We Are Family
Plot
“Rent-a-Family” specializes in offering family and friends for rent. The company consists of Carlos, the founder; Catherine, the drama coach; and Chi Kwong, the passionate small-time actor. Carlos and Catherine disapprove of Chi Kwong's overwhelming care for their clients, but they begin to rethink the meaning of "Rent-a-Family" when they see the results of Chi Kwong's kindness...
Overall Series Review
Categorical Breakdown
The film is a Hong Kong production featuring an entirely East Asian cast, meaning the criteria of vilification of 'whiteness' or 'race-swapping' are irrelevant. The story focuses squarely on the characters' individual emotional struggles, merit (as actors/performers of kindness), and universal themes of family and loneliness, which aligns with the universal meritocracy ideal.
The central theme is the search for and reaffirmation of family bonds, which is a core social institution. The narrative presents loneliness as a problem to be solved by connection, not a fundamental corruption of the home culture. The film is set in a specific cultural context (Hong Kong) but does not include any self-hatred or demonization of its own civilization or Western civilization.
The core female character, Catherine, is a single mother who serves as the company's acting coach and is depicted as a dependable mother.
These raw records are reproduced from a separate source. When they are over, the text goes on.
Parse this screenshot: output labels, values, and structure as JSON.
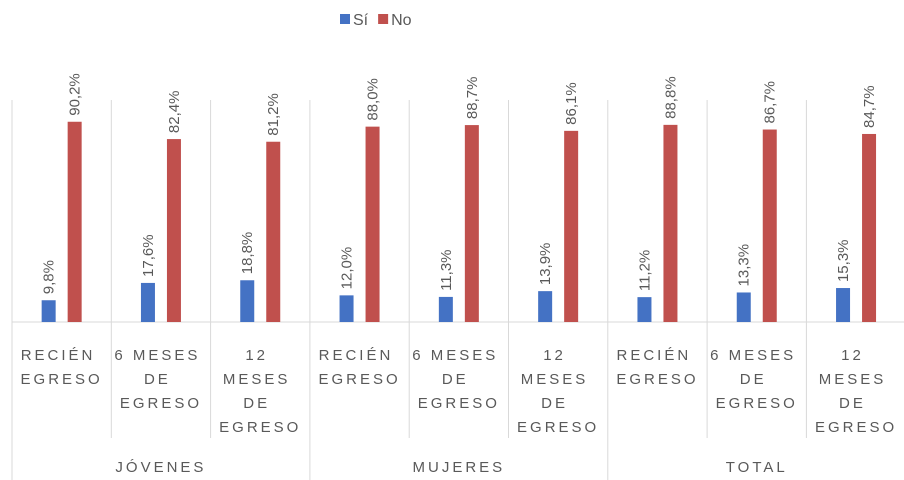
{
  "chart_data": {
    "type": "bar",
    "groups": [
      "JÓVENES",
      "MUJERES",
      "TOTAL"
    ],
    "categories": [
      "RECIÉN EGRESO",
      "6 MESES DE EGRESO",
      "12 MESES DE EGRESO",
      "RECIÉN EGRESO",
      "6 MESES DE EGRESO",
      "12 MESES DE EGRESO",
      "RECIÉN EGRESO",
      "6 MESES DE EGRESO",
      "12 MESES DE EGRESO"
    ],
    "series": [
      {
        "name": "Sí",
        "color": "#4472c4",
        "values": [
          9.8,
          17.6,
          18.8,
          12.0,
          11.3,
          13.9,
          11.2,
          13.3,
          15.3
        ],
        "value_labels": [
          "9,8%",
          "17,6%",
          "18,8%",
          "12,0%",
          "11,3%",
          "13,9%",
          "11,2%",
          "13,3%",
          "15,3%"
        ]
      },
      {
        "name": "No",
        "color": "#c0504d",
        "values": [
          90.2,
          82.4,
          81.2,
          88.0,
          88.7,
          86.1,
          88.8,
          86.7,
          84.7
        ],
        "value_labels": [
          "90,2%",
          "82,4%",
          "81,2%",
          "88,0%",
          "88,7%",
          "86,1%",
          "88,8%",
          "86,7%",
          "84,7%"
        ]
      }
    ],
    "ylim": [
      0,
      100
    ],
    "legend": "top"
  }
}
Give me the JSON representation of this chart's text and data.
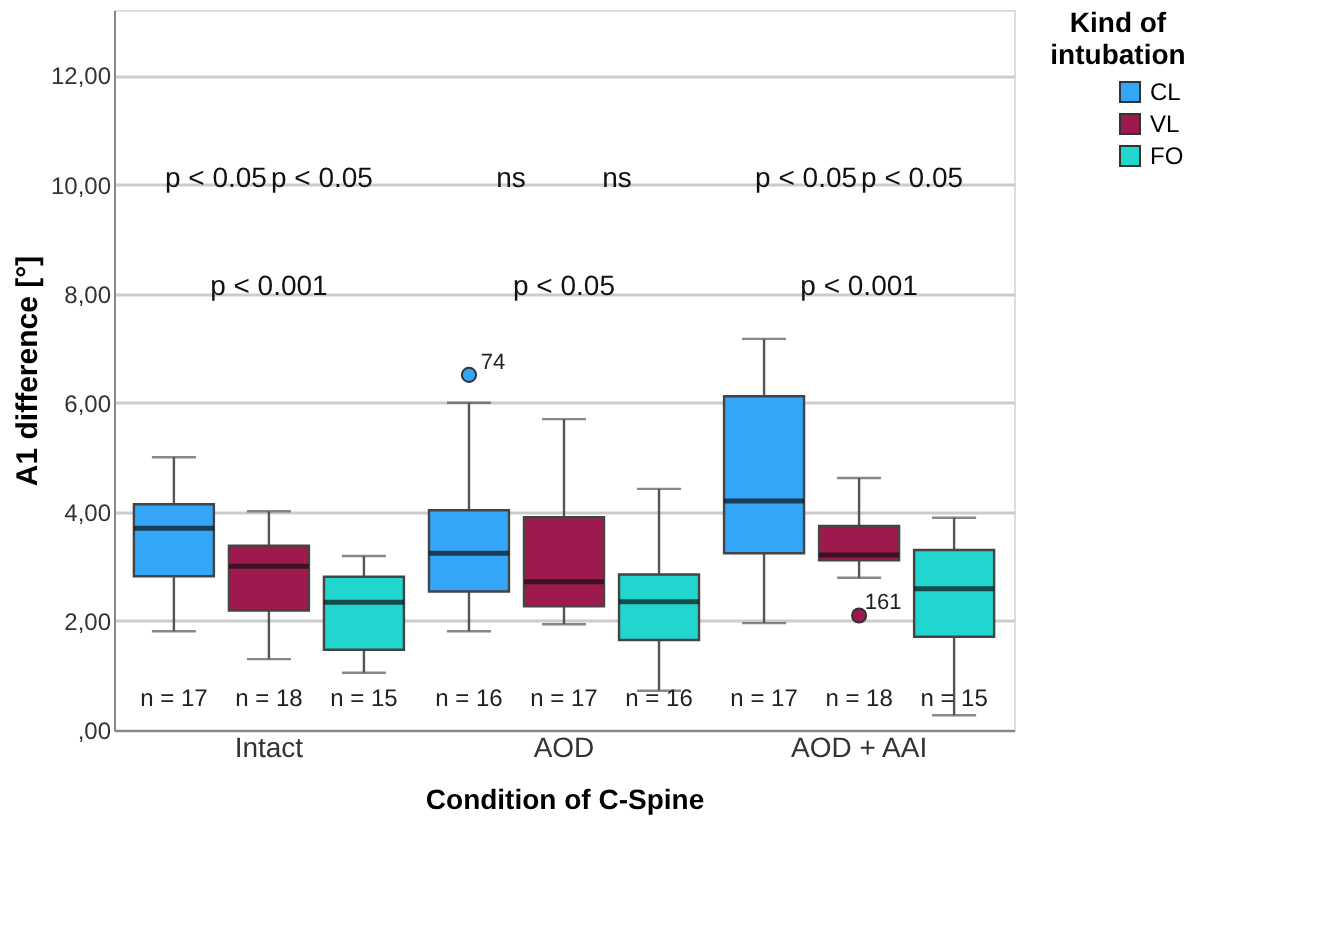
{
  "chart_data": {
    "type": "box",
    "xlabel": "Condition of C-Spine",
    "ylabel": "A1 difference [°]",
    "legend_title": "Kind of intubation",
    "legend": "top right",
    "grid": "y",
    "categories": [
      "Intact",
      "AOD",
      "AOD + AAI"
    ],
    "ylim": [
      0,
      13.2
    ],
    "yticks": [
      {
        "value": 0,
        "label": ",00"
      },
      {
        "value": 2,
        "label": "2,00"
      },
      {
        "value": 4,
        "label": "4,00"
      },
      {
        "value": 6,
        "label": "6,00"
      },
      {
        "value": 8,
        "label": "8,00"
      },
      {
        "value": 10,
        "label": "10,00"
      },
      {
        "value": 12,
        "label": "12,00"
      }
    ],
    "series": [
      {
        "name": "CL",
        "color": "#33a6f7",
        "value_labels": [
          "n = 17",
          "n = 16",
          "n = 17"
        ],
        "boxes": [
          {
            "low": 1.81,
            "q1": 2.82,
            "median": 3.7,
            "q3": 4.14,
            "high": 5.0
          },
          {
            "low": 1.81,
            "q1": 2.54,
            "median": 3.24,
            "q3": 4.03,
            "high": 6.0,
            "outliers": [
              6.51
            ]
          },
          {
            "low": 1.96,
            "q1": 3.24,
            "median": 4.2,
            "q3": 6.12,
            "high": 7.17
          }
        ]
      },
      {
        "name": "VL",
        "color": "#9e1a4e",
        "value_labels": [
          "n = 18",
          "n = 17",
          "n = 18"
        ],
        "boxes": [
          {
            "low": 1.3,
            "q1": 2.19,
            "median": 3.0,
            "q3": 3.38,
            "high": 4.01
          },
          {
            "low": 1.94,
            "q1": 2.27,
            "median": 2.72,
            "q3": 3.9,
            "high": 5.7
          },
          {
            "low": 2.79,
            "q1": 3.11,
            "median": 3.21,
            "q3": 3.74,
            "high": 4.62,
            "outliers": [
              2.1
            ]
          }
        ]
      },
      {
        "name": "FO",
        "color": "#22d6d0",
        "value_labels": [
          "n = 15",
          "n = 16",
          "n = 15"
        ],
        "boxes": [
          {
            "low": 1.05,
            "q1": 1.47,
            "median": 2.34,
            "q3": 2.81,
            "high": 3.19
          },
          {
            "low": 0.72,
            "q1": 1.65,
            "median": 2.35,
            "q3": 2.85,
            "high": 4.42
          },
          {
            "low": 0.27,
            "q1": 1.71,
            "median": 2.59,
            "q3": 3.3,
            "high": 3.89
          }
        ]
      }
    ],
    "annotations": [
      "p < 0.05",
      "p < 0.05",
      "p < 0.001",
      "ns",
      "ns",
      "p < 0.05",
      "p < 0.05",
      "p < 0.05",
      "p < 0.001",
      "74",
      "161"
    ]
  }
}
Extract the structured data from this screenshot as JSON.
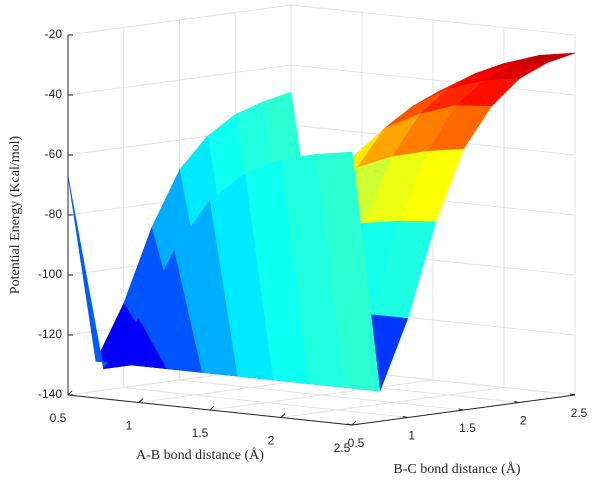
{
  "chart_data": {
    "type": "surface",
    "x_label": "A-B bond distance (Å)",
    "y_label": "B-C bond distance (Å)",
    "z_label": "Potential Energy (Kcal/mol)",
    "x": [
      0.5,
      0.75,
      1,
      1.25,
      1.5,
      1.75,
      2,
      2.25,
      2.5
    ],
    "y": [
      0.5,
      0.75,
      1,
      1.25,
      1.5,
      1.75,
      2,
      2.25,
      2.5
    ],
    "z": [
      [
        -67,
        -130,
        -112,
        -88,
        -70,
        -60,
        -54,
        -51,
        -49
      ],
      [
        -130,
        -130,
        -130,
        -130,
        -130,
        -130,
        -130,
        -130,
        -130
      ],
      [
        -112,
        -130,
        -125,
        -118,
        -113,
        -110,
        -108,
        -107,
        -107
      ],
      [
        -88,
        -130,
        -118,
        -102,
        -90,
        -83,
        -79,
        -77,
        -76
      ],
      [
        -70,
        -130,
        -113,
        -90,
        -73,
        -63,
        -58,
        -55,
        -53
      ],
      [
        -60,
        -130,
        -110,
        -83,
        -63,
        -51,
        -45,
        -41,
        -40
      ],
      [
        -54,
        -130,
        -108,
        -79,
        -58,
        -45,
        -38,
        -34,
        -32
      ],
      [
        -51,
        -130,
        -107,
        -77,
        -55,
        -41,
        -34,
        -30,
        -28
      ],
      [
        -49,
        -130,
        -107,
        -76,
        -53,
        -40,
        -32,
        -28,
        -26
      ]
    ],
    "xlim": [
      0.5,
      2.5
    ],
    "ylim": [
      0.5,
      2.5
    ],
    "zlim": [
      -140,
      -20
    ],
    "xticks": [
      0.5,
      1,
      1.5,
      2,
      2.5
    ],
    "yticks": [
      0.5,
      1,
      1.5,
      2,
      2.5
    ],
    "zticks": [
      -140,
      -120,
      -100,
      -80,
      -60,
      -40,
      -20
    ],
    "colormap": "jet",
    "grid": true
  }
}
Her career supports her daughter, and the narrative celebrates the maternal and familial relationships she and other characters take on. Masculinity is not emasculated; Chi Kwong is the emotional heart, and Carlos is the business-minded founder. There is no anti-natalist or "Girl Boss" messaging; the focus is on the warmth of traditional family roles.
The narrative centers on clients seeking traditional family roles—'husband,' 'wife,' 'father,' 'grandson'—affirming the normative structure of the nuclear family as a source of emotional fulfillment. Sexuality is not a plot point, and there is no introduction or lecturing on alternative sexual or gender ideology, keeping the score at the lowest end.
The film is focused on emotional and secular-humanist values such as kindness, empathy, and the importance of human connection. The narrative does not contain any criticism, hostility, or discussion of organized religion, Christian characters, or moral relativism as a philosophical tenet. The morality that wins out is an objective, transcendent one based on emotional truth and good deeds, earning a low score.